Welcome to Continuous Wave, the weekly newsletter where we explore the history of broadcasting in the US and its ongoing impact in digital media today.
I’ve been trying to build to a dramatic plot point in the history of radio, when members of the Radio Writers Guild voted to strike against the entities — networks and agencies — that needed the writers’ talents but didn’t want to offer much money or credit. I promise I’m going to tell this story — but I want to get it right, and I keep encountering one more footnote to track down and one more nuance to consider. Thus we are, just like the characters in the interminable soap operas that once powered radio, on another digression.

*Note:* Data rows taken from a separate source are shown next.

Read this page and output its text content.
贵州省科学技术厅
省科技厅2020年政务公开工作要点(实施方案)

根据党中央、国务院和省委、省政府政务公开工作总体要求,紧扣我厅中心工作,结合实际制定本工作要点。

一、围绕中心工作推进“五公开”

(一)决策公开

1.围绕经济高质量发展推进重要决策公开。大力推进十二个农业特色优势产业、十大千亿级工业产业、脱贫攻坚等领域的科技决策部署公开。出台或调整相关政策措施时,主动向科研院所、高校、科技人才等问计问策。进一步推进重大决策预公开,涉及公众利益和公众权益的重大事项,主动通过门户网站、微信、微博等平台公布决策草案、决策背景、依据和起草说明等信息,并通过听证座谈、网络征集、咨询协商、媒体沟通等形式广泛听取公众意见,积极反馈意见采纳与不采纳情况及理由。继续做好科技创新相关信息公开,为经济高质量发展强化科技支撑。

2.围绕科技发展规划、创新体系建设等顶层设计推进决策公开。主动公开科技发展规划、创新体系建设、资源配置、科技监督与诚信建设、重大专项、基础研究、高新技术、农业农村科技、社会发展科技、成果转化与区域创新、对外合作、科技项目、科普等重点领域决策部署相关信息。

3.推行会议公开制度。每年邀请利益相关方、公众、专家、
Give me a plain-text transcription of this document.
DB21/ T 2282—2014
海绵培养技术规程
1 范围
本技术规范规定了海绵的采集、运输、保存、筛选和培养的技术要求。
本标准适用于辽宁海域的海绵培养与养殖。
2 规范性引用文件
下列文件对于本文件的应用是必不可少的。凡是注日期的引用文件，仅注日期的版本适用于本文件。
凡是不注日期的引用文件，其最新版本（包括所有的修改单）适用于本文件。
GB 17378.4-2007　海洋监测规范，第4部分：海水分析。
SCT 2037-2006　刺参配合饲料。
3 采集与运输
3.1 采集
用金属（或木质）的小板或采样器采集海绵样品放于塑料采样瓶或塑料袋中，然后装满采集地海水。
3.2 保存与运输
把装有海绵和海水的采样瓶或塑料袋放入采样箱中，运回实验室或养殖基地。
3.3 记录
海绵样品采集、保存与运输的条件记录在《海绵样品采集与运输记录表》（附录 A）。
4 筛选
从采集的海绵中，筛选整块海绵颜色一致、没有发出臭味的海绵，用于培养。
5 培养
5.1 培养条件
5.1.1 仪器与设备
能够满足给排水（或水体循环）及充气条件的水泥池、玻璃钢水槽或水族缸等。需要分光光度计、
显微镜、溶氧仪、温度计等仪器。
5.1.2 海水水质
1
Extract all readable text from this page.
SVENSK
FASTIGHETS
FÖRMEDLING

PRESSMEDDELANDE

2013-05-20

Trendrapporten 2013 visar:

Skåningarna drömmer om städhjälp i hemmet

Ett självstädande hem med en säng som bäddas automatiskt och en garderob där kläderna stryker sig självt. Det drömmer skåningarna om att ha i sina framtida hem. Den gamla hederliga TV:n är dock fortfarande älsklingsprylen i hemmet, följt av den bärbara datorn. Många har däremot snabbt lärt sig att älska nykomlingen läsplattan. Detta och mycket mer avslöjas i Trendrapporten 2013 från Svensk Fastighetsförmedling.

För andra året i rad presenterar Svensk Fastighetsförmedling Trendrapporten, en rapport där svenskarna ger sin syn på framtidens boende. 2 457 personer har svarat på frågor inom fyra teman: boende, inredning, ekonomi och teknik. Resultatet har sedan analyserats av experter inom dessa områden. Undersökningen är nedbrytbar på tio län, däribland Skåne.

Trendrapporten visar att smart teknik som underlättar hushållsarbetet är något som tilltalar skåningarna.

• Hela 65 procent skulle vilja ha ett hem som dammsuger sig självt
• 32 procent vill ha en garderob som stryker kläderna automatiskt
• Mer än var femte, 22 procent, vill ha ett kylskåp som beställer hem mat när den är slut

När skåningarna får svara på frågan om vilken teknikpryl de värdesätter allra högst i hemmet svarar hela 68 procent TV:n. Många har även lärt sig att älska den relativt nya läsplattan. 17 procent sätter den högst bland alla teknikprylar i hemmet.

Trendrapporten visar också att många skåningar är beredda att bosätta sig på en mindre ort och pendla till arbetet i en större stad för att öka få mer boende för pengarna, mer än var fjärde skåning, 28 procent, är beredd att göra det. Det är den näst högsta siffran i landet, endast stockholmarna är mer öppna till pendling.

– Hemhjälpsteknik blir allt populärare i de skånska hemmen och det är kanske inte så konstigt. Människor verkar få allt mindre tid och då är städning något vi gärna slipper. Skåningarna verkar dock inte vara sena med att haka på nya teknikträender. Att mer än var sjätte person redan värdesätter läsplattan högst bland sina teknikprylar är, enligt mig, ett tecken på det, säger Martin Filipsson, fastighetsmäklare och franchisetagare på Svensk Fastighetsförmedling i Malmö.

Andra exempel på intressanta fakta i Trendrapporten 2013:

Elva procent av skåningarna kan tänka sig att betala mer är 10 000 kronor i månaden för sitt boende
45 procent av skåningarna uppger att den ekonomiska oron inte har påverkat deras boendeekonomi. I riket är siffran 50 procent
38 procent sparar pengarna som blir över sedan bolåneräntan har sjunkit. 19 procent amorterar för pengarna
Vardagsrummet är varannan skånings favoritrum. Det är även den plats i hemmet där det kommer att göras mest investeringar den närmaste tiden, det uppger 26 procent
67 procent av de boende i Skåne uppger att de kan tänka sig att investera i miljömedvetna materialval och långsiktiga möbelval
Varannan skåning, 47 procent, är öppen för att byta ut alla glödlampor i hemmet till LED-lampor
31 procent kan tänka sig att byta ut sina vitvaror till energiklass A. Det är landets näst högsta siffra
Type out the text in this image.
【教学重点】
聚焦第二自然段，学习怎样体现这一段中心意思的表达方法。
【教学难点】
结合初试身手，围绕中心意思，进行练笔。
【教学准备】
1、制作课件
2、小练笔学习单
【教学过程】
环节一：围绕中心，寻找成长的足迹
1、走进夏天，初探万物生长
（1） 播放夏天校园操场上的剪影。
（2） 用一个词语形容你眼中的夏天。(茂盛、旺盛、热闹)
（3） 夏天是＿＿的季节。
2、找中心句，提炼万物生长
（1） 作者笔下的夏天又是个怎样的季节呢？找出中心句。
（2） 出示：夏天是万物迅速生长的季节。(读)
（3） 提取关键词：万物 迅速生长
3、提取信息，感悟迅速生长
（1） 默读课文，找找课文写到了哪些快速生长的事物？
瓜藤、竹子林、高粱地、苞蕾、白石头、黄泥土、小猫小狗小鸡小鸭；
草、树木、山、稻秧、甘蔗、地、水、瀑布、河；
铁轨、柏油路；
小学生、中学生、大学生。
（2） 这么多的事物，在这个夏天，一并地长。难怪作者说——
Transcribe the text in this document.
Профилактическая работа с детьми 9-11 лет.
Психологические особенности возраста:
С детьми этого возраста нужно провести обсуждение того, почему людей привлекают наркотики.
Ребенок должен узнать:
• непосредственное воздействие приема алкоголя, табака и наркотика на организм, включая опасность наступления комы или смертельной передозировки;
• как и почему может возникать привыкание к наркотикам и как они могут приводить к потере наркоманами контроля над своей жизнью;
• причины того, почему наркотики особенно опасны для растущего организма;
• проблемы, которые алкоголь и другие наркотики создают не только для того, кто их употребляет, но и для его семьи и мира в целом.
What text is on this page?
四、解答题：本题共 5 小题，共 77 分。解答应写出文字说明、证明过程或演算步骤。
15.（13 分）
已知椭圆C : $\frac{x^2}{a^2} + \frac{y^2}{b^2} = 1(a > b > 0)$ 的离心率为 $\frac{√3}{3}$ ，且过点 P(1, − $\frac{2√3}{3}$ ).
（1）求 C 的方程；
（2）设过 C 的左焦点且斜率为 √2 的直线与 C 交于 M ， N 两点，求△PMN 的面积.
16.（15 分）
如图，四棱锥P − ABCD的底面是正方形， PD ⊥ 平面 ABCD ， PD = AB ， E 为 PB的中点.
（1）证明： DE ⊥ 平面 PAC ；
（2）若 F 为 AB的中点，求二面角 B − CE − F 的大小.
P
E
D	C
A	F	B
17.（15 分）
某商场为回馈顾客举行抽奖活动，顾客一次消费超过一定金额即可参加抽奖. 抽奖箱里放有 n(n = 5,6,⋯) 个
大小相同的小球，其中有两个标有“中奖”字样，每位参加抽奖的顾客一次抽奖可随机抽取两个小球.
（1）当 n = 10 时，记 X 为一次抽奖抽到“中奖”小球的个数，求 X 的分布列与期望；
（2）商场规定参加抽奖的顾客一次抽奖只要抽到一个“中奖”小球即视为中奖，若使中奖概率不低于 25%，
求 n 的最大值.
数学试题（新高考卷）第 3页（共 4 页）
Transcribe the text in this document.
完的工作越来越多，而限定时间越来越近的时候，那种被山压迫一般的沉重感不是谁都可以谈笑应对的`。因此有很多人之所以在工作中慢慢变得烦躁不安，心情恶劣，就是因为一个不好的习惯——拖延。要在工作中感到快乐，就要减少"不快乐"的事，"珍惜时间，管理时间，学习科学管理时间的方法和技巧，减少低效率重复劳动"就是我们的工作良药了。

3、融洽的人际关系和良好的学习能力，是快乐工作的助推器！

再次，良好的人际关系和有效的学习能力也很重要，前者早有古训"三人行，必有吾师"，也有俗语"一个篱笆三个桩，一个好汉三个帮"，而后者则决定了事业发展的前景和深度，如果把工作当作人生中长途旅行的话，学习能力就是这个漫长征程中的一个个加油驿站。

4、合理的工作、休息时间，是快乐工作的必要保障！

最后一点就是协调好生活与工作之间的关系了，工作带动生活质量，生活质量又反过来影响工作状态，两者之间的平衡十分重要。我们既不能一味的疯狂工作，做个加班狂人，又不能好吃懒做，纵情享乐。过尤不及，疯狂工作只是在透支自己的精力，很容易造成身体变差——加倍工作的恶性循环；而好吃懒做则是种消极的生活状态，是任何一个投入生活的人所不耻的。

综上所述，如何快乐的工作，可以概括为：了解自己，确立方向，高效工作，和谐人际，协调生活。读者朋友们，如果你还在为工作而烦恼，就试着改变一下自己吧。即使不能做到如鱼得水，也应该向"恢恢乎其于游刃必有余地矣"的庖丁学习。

Fortunately this side quest involves the prose stylist, humorist and artist James Thurber.
Thurber is best known for his short story The Secret Life of Walter Mitty, about an ordinary man caught up in his own adventure-fantasies while he half-assedly runs errands with his wife. Thurber published it in The New Yorker in 1939, and Hollywood still keeps trying to turn Mitty’s imaginary life into a literally-minded movie, which misses the whole point.
Anyway, in 1948, The New Yorker gave a ton of print real estate to a four-part series by Thurber called Soapland! He enters the radio soap opera universe like a foreign correspondent — considering, each in turn, the writers, the ad agencies and brands, the actors, and the listeners. Thurber introduces readers to soap-production powerhouse couple Frank and Anne Hummert, whom CW readers also met here. The same year the Soapland series ran, Thurber compiled all the pieces, and other miscellaneous work, into a book called The Beast in Me and Other Animals. The book also features many of his iconic cartoons and quirky sketches.
The thing about Thurber by 1948 is that he was almost completely blind. A horrible childhood accident (getting shot in the face with an arrow by his brother) had destroyed one of his eyes, and it left the remaining one with a worsening condition called sympathetic ophthalmia. Thurber spent a fair amount of time in the hospital, getting operations to save his eyesight. One of his cartoons in the book hints at why daytime radio might have been something he chose to explore. If you can’t get away from it, why not write about it?